Robert Merton was Influenced by Durkheim’s concept of anomie which is the disjunction between legitimate goals and the socially approved means to success. With this he developed the Strain theory which explains that people feel strain when they are exposed to cultural goals they are unable to obtain because they do not have the means to do so. This often leads people to use deviance as an adaptive, problem-solving behavior in response to problems involving frustrating and undesirable social circumstances. Within the Strain theory, comes four subgroups or adaptions on how different people deal with strain. The first type is the conformist, who accepts the cultural goals of society but also accepts the institutionalized means of reaching those goals. Then there’s the Ritualist, this type of person accepts society’s means but doesn’t accept the concept of being successful and just does it because everybody does it. Third adaptation is the innovator, who accepts the goals of society but reaches those goals in not socially accepted ways. Next are your Retreatist whom both reject the means and the goals, but they are also the rarest type out of all. Lastly are the rebels, these type of people also reject the means and the goals but are different from the Retreatist in that they make up new goals and means for themselves.

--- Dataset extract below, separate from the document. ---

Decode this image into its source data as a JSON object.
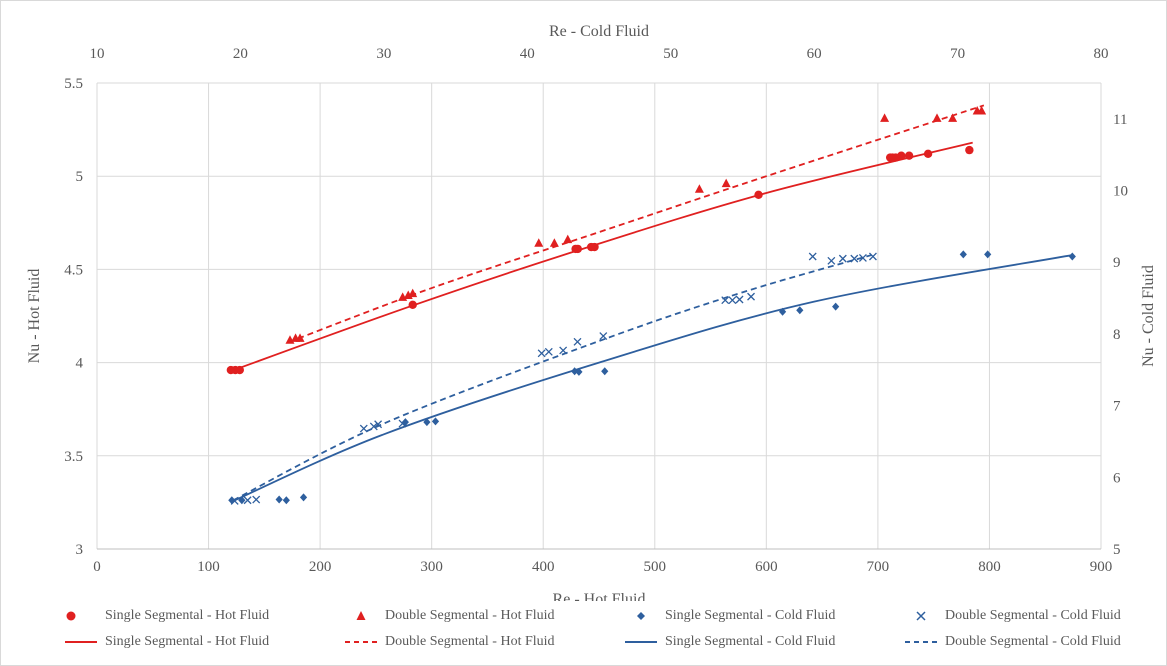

This scene that I’m using comes from the movie named “Accepted”. In this film, the main character Bartleby, is a high school senior who starts off as a ritualist because of his father. His father went to a good college to get a degree and is now expecting Bartleby to go to college. So Bartleby applies to college because it is the normal thing to do and to make his father happy. However, he gets rejected from every single college he applied to. So in order to satisfy his strict college graduate father, he lied to him by telling him that he got accepted to a college named South Harmon Institute of Technology. His father seems skeptical from this and asks for proof of this college so Bartleby creates his own fake college with an actual building and “students” he gathered that were also rejected from other schools. As the movie progresses, Bartleby begins to be more of an innovator as he starts learning in his fake college that is important to follow one’s own passions so he creates his own way of success by actually establishing the college under his direction but got there not the way normal people do.

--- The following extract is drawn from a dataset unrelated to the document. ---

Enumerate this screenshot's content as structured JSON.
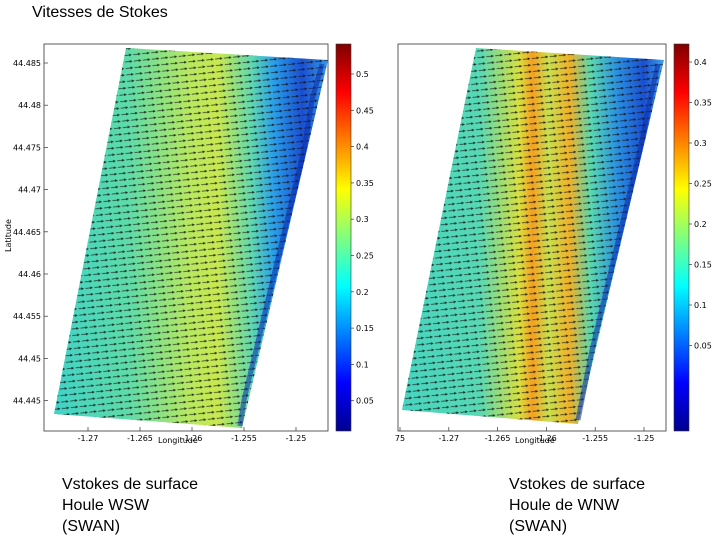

Anyways, I choose this particular scene from the movie because of how the parents reacted to the fact that Bartleby didn’t want to go college (not because he didn’t want to, but because he didn’t get accepted). Therefore his parents, in particular his dad, goes off saying that society has rules and that he has to go to college because that is the way society works. You go to college to get a degree in order to get a good job so you can have a successful life. This clip shows the reason why Bartleby was “strained” and did the stuff he did in the movie, because his father was pressuring him to go to college and get in to receive an education. To make his dad happy, he commits a deviant act of lying to his parents and creates a fake college where he never got permission to used the building to be a campus and lied to all the students, that they were going to a real school to learn.